Congo: At least 14 people died in eastern Democratic Republic of Congo after torrential rains battered the city of Bukavu overnight, causing landslides and houses to collapse, according to local report. The victims were all killed in the Bukavu commune of Ibanda, where many people live in makeshift houses that collapsed under the rain, the mayor of the commune, Jean Balek Mugabo, told Reuters via telephone.
Congo is in the midst of political campaigns in the run-up to general elections on Dec. 20 that have highlighted weak infrastructure across Africa’s second-largest country, particularly in conflict-torn eastern provinces such as South Kivu, where Bukavu is located.
In the Ndedere district of the city, the neighbourhood chief Albert Migabo Nyagaza told AFP that “a father, his five children and two grandchildren (were) buried by the earth and their house destroyed”.
He said that the landslide occurred around midnight Sunday.

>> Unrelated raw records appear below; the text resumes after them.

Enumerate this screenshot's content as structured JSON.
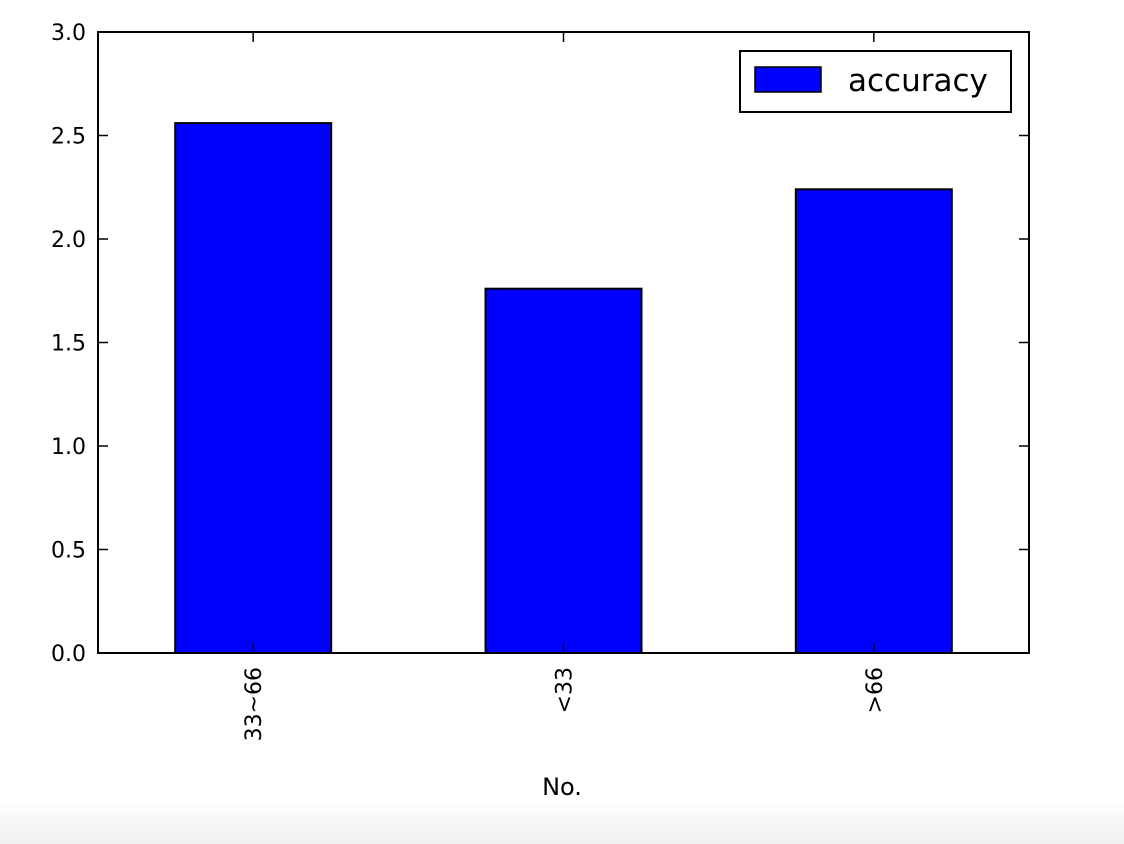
{
  "chart_data": {
    "type": "bar",
    "categories": [
      "33~66",
      "<33",
      ">66"
    ],
    "series": [
      {
        "name": "accuracy",
        "values": [
          2.56,
          1.76,
          2.24
        ],
        "color": "#0000ff"
      }
    ],
    "xlabel": "No.",
    "ylabel": "",
    "ylim": [
      0,
      3.0
    ],
    "yticks": [
      "0.0",
      "0.5",
      "1.0",
      "1.5",
      "2.0",
      "2.5",
      "3.0"
    ],
    "grid": false,
    "legend_position": "top-right"
  }
}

“We heard a loud noise like thunder,” said local resident Medo Igunzi Munene.
The overcrowded city on the southern shore of Lake Kivu was originally designed for around 100,000 residents by Belgian settlers.

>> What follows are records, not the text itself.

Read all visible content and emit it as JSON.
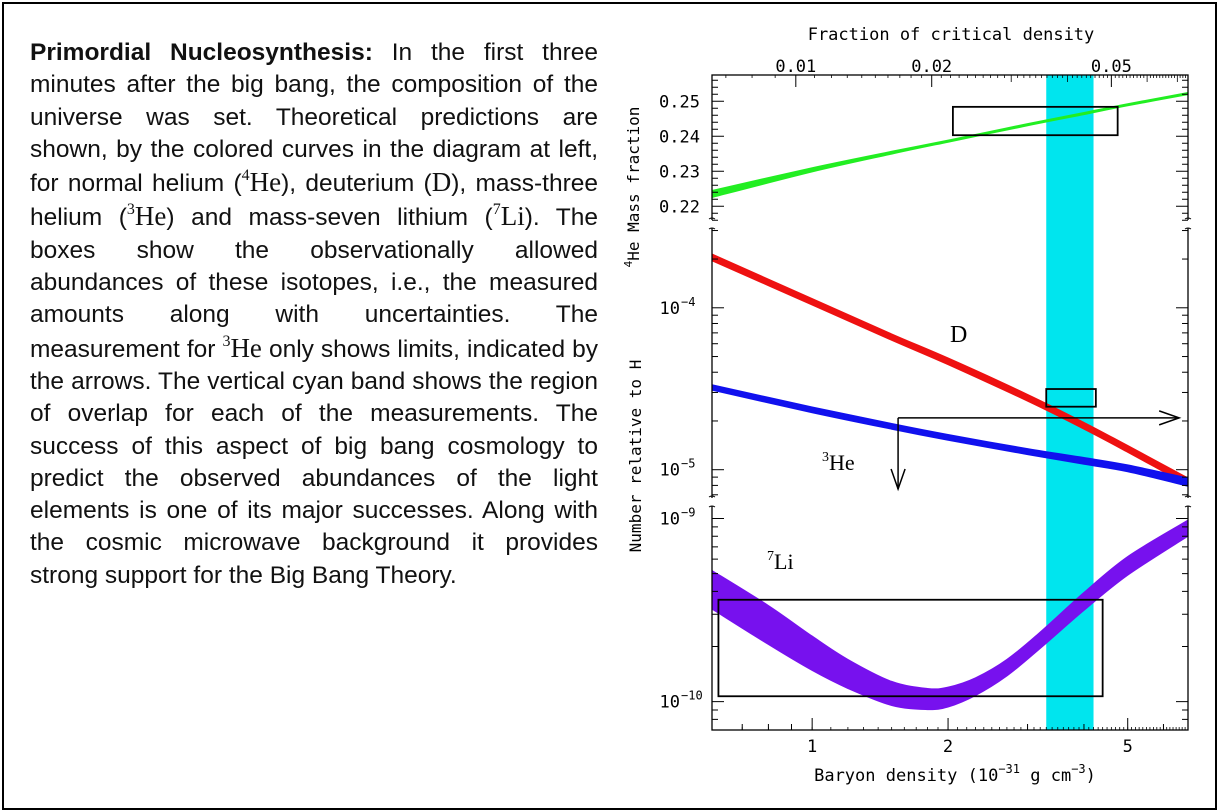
{
  "caption": {
    "lead": "Primordial Nucleosynthesis:",
    "parts": [
      " In the first three minutes after the big bang, the composition of the universe was set. Theoretical predictions are shown, by the colored curves in the diagram at left, for normal helium (",
      "), deuterium (",
      "), mass-three helium (",
      ") and mass-seven lithium (",
      "). The boxes show the observationally allowed abundances of these isotopes, i.e., the measured amounts along with uncertainties. The measurement for ",
      " only shows limits, indicated by the arrows. The vertical cyan band shows the region of overlap for each of the measurements. The success of this aspect of big bang cosmology to predict the observed abundances of the light elements is one of its major successes. Along with the cosmic microwave background it provides strong support for the Big Bang Theory."
    ],
    "iso_he4_mass": "4",
    "iso_he4_sym": "He",
    "iso_d": "D",
    "iso_he3_mass": "3",
    "iso_he3_sym": "He",
    "iso_li7_mass": "7",
    "iso_li7_sym": "Li",
    "iso_he3b_mass": "3",
    "iso_he3b_sym": "He"
  },
  "chart_data": {
    "type": "line",
    "top_axis": {
      "label": "Fraction of critical density",
      "ticks": [
        "0.01",
        "0.02",
        "0.05"
      ],
      "tick_values": [
        0.01,
        0.02,
        0.05
      ]
    },
    "xaxis": {
      "label_main": "Baryon density (10",
      "label_exp1": "−31",
      "label_mid": " g cm",
      "label_exp2": "−3",
      "label_end": ")",
      "scale": "log",
      "ticks": [
        "1",
        "2",
        "5"
      ],
      "tick_values": [
        1,
        2,
        5
      ],
      "range": [
        0.6,
        6.8
      ]
    },
    "panels": [
      {
        "id": "he4",
        "ylabel_pre": "4",
        "ylabel": "He Mass fraction",
        "scale": "linear",
        "ylim": [
          0.2155,
          0.2575
        ],
        "ticks": [
          "0.25",
          "0.24",
          "0.23",
          "0.22"
        ],
        "tick_values": [
          0.25,
          0.24,
          0.23,
          0.22
        ]
      },
      {
        "id": "dhe3",
        "ylabel": "Number relative to H",
        "scale": "log",
        "ylim": [
          6.5e-06,
          0.00032
        ],
        "ticks": [
          "10",
          "10"
        ],
        "tick_exps": [
          "−4",
          "−5"
        ],
        "tick_values": [
          0.0001,
          1e-05
        ]
      },
      {
        "id": "li7",
        "scale": "log",
        "ylim": [
          7e-11,
          1.2e-09
        ],
        "ticks": [
          "10",
          "10"
        ],
        "tick_exps": [
          "−9",
          "−10"
        ],
        "tick_values": [
          1e-09,
          1e-10
        ]
      }
    ],
    "band": {
      "x_range": [
        3.3,
        4.2
      ],
      "color": "#00e5ee"
    },
    "series": [
      {
        "name": "",
        "panel": "he4",
        "color": "#22ee22",
        "x": [
          0.6,
          1.0,
          1.5,
          2.0,
          3.0,
          4.0,
          5.0,
          6.8
        ],
        "y_low": [
          0.2225,
          0.2298,
          0.2349,
          0.2383,
          0.243,
          0.2462,
          0.2487,
          0.2519
        ],
        "y_high": [
          0.2245,
          0.231,
          0.2357,
          0.2389,
          0.2436,
          0.2468,
          0.2493,
          0.2525
        ]
      },
      {
        "name": "D",
        "panel": "dhe3",
        "color": "#ee1111",
        "x": [
          0.6,
          1.0,
          1.5,
          2.0,
          3.0,
          4.0,
          5.0,
          6.8
        ],
        "y_low": [
          0.000195,
          0.000104,
          6.3e-05,
          4.45e-05,
          2.65e-05,
          1.78e-05,
          1.28e-05,
          8e-06
        ],
        "y_high": [
          0.000215,
          0.000114,
          6.9e-05,
          4.9e-05,
          2.92e-05,
          1.96e-05,
          1.41e-05,
          8.9e-06
        ]
      },
      {
        "name": "3He",
        "panel": "dhe3",
        "color": "#1111ee",
        "x": [
          0.6,
          1.0,
          1.5,
          2.0,
          3.0,
          4.0,
          5.0,
          6.8
        ],
        "y_low": [
          3.1e-05,
          2.25e-05,
          1.78e-05,
          1.52e-05,
          1.24e-05,
          1.08e-05,
          9.7e-06,
          7.9e-06
        ],
        "y_high": [
          3.35e-05,
          2.44e-05,
          1.93e-05,
          1.65e-05,
          1.35e-05,
          1.19e-05,
          1.07e-05,
          8.9e-06
        ]
      },
      {
        "name": "7Li",
        "panel": "li7",
        "color": "#7711ee",
        "x": [
          0.6,
          0.8,
          1.0,
          1.2,
          1.5,
          1.8,
          2.0,
          2.3,
          2.7,
          3.2,
          4.0,
          5.0,
          6.8
        ],
        "y_low": [
          3.2e-10,
          2.05e-10,
          1.48e-10,
          1.18e-10,
          9.52e-11,
          9.05e-11,
          9.35e-11,
          1.08e-10,
          1.38e-10,
          1.95e-10,
          3.15e-10,
          4.9e-10,
          8e-10
        ],
        "y_high": [
          5.2e-10,
          3.35e-10,
          2.28e-10,
          1.7e-10,
          1.29e-10,
          1.18e-10,
          1.2e-10,
          1.35e-10,
          1.7e-10,
          2.4e-10,
          3.95e-10,
          6.2e-10,
          9.8e-10
        ]
      }
    ],
    "boxes": [
      {
        "panel": "he4",
        "x_range": [
          2.05,
          4.75
        ],
        "y_range": [
          0.2403,
          0.2484
        ]
      },
      {
        "panel": "dhe3",
        "x_range": [
          3.3,
          4.25
        ],
        "y_range": [
          2.45e-05,
          3.15e-05
        ]
      },
      {
        "panel": "li7",
        "x_range": [
          0.62,
          4.4
        ],
        "y_range": [
          1.07e-10,
          3.6e-10
        ]
      }
    ],
    "limits": [
      {
        "panel": "dhe3",
        "type": "right-arrow",
        "x_from": 1.55,
        "x_to": 6.5,
        "y": 2.09e-05
      },
      {
        "panel": "dhe3",
        "type": "down-arrow",
        "x": 1.55,
        "y_from": 2.09e-05,
        "y_to": 7.6e-06
      }
    ],
    "labels": {
      "d": "D",
      "he3_mass": "3",
      "he3_sym": "He",
      "li7_mass": "7",
      "li7_sym": "Li"
    }
  }
}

Poverty and poor infrastructure make communities such as those in Ibanda more vulnerable to extreme weather such as heavy rain.
Flash floods killed more than 400 people in a remote, mountainous area of South Kivu in May.
In October the United Nations said a record 6.9 million people had been internally displaced in the DRC, due to a combination of conflict, insecurity and disasters such as floods and landslides.